Sur la question du respect des garanties entourant le secret médical et de la protection des données personnelles, le CCL-COVID n’a pas d’observation à formuler sur les données mentionnées aux 4° et 6° de l’article 9 mentionné dans le projet de décret dès lors qu’il n’est pas prévu de transmission à partir de SI-DEP de données nominatives de patients.

Sur la question de l’utilisation des données transmises par SI-DEP vers SPIS au service d’une cartographie des lieux de dépistage, le CCL-COVID émet un avis défavorable en l’état : La mise à disposition du grand public des informations sur les lieux permettant un dépistage du SARS-COV-2, sous la forme de cartographies, doit certes permettre une meilleure orientation des personnes. Cependant cette orientation ne s’appuie pas sur les recommandations HAS d’utilisation des différents tests et examens de dépistage du SARS-COV-2. Ainsi, un patient atteint de Covid-19 avec des symptômes datant de plus de 4 jours, pourrait être orienté, en privilégiant un simple critère de proximité, vers un lieu de dépistage utilisant un test antigénique.
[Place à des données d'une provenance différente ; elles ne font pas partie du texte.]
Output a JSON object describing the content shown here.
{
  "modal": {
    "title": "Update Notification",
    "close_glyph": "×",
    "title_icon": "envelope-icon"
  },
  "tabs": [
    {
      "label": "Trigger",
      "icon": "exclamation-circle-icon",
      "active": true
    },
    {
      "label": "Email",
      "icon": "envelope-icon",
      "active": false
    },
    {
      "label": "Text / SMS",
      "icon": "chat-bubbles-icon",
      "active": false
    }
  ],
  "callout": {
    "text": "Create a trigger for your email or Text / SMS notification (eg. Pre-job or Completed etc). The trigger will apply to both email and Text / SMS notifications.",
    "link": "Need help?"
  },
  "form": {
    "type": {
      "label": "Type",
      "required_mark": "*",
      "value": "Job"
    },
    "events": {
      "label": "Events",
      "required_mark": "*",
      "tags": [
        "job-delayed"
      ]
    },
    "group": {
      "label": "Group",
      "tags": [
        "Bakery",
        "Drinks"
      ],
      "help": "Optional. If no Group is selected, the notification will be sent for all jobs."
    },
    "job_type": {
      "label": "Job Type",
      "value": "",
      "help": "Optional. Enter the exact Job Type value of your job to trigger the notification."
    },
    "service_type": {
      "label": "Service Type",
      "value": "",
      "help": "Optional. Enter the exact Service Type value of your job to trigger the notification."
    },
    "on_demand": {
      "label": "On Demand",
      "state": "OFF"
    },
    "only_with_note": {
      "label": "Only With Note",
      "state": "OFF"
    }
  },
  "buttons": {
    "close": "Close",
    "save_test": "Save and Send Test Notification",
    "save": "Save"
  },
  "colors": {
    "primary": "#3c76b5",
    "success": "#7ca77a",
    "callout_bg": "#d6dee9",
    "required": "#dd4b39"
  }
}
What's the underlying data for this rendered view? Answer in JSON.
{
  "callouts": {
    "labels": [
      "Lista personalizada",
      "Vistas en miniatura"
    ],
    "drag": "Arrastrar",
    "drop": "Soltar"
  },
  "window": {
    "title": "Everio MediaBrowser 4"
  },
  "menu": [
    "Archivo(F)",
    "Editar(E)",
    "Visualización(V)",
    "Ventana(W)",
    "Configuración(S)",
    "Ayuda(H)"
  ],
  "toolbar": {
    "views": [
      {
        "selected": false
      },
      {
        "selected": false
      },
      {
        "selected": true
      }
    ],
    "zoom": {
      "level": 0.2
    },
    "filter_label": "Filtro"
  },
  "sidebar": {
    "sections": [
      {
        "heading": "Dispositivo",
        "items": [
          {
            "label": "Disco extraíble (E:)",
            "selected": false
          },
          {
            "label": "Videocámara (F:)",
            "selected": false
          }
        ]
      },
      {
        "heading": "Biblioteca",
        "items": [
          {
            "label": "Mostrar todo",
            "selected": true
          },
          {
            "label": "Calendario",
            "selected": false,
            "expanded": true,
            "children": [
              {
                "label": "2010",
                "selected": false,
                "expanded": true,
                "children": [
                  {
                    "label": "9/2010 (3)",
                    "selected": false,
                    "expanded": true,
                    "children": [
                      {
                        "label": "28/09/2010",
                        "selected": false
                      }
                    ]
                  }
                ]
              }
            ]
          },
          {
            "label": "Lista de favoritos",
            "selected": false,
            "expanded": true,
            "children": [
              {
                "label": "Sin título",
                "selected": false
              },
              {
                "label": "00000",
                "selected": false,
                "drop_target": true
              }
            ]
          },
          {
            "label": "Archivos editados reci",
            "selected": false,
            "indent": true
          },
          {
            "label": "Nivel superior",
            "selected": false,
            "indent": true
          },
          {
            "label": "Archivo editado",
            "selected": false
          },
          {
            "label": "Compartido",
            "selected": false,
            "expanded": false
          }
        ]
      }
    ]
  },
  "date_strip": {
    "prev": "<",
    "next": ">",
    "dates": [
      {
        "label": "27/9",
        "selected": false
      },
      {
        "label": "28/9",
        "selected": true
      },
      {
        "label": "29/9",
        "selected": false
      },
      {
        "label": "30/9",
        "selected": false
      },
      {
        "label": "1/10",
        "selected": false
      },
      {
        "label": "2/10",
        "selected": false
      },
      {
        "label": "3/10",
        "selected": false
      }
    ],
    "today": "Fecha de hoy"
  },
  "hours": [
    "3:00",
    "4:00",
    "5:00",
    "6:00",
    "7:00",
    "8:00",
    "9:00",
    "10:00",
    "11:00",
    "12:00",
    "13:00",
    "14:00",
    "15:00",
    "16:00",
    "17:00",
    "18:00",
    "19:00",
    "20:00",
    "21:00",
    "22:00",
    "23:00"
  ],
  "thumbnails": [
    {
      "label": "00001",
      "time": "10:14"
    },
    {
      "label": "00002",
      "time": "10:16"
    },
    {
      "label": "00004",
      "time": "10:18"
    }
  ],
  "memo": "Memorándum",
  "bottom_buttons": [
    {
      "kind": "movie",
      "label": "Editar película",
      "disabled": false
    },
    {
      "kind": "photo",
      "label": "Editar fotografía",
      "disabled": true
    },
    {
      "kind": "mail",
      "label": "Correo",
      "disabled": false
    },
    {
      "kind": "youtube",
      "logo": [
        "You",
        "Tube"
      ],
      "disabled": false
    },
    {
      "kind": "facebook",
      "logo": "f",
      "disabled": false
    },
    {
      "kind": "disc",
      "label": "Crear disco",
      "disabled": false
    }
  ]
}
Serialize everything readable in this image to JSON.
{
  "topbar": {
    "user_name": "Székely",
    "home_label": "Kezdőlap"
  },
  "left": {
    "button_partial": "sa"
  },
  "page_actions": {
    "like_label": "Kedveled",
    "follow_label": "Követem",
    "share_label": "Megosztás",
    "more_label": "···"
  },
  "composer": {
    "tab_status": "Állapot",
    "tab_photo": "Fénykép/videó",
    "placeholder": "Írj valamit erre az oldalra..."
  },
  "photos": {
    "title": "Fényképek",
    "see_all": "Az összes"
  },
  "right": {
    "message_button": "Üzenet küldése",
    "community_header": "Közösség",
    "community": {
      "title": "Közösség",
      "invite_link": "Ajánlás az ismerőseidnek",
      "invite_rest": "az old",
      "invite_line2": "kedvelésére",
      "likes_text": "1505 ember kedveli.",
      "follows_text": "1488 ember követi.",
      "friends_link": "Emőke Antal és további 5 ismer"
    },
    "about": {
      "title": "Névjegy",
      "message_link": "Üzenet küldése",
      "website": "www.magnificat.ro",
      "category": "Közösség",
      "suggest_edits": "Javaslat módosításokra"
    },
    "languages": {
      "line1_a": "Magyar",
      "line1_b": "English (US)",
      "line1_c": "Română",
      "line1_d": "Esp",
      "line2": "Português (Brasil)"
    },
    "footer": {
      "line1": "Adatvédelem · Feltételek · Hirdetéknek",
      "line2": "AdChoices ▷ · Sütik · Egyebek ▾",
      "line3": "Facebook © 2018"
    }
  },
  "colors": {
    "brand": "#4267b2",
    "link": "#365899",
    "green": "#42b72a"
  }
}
Le CCL-COVID demande qu’une réflexion soit menée, avant la diffusion des lieux de dépistage par test antigénique sur « Santé.fr », quant aux informations devant être associées, pour permettre une orientation pertinente et éclairée de l’usager, au regard des recommandations de la HAS. À défaut, la cohérence de la stratégie de dépistage s’en trouvera fragilisée.

Avis du 03.11.20 sur le projet de décret modifiant le décret n° 2020-551 du 12 mai 2020 relatif aux systèmes d’information mentionnés à l’article 11 de la loi n° 2020-546 du 11 mai 2020 prorogeant l’état d’urgence sanitaire et complétant ses dispositions.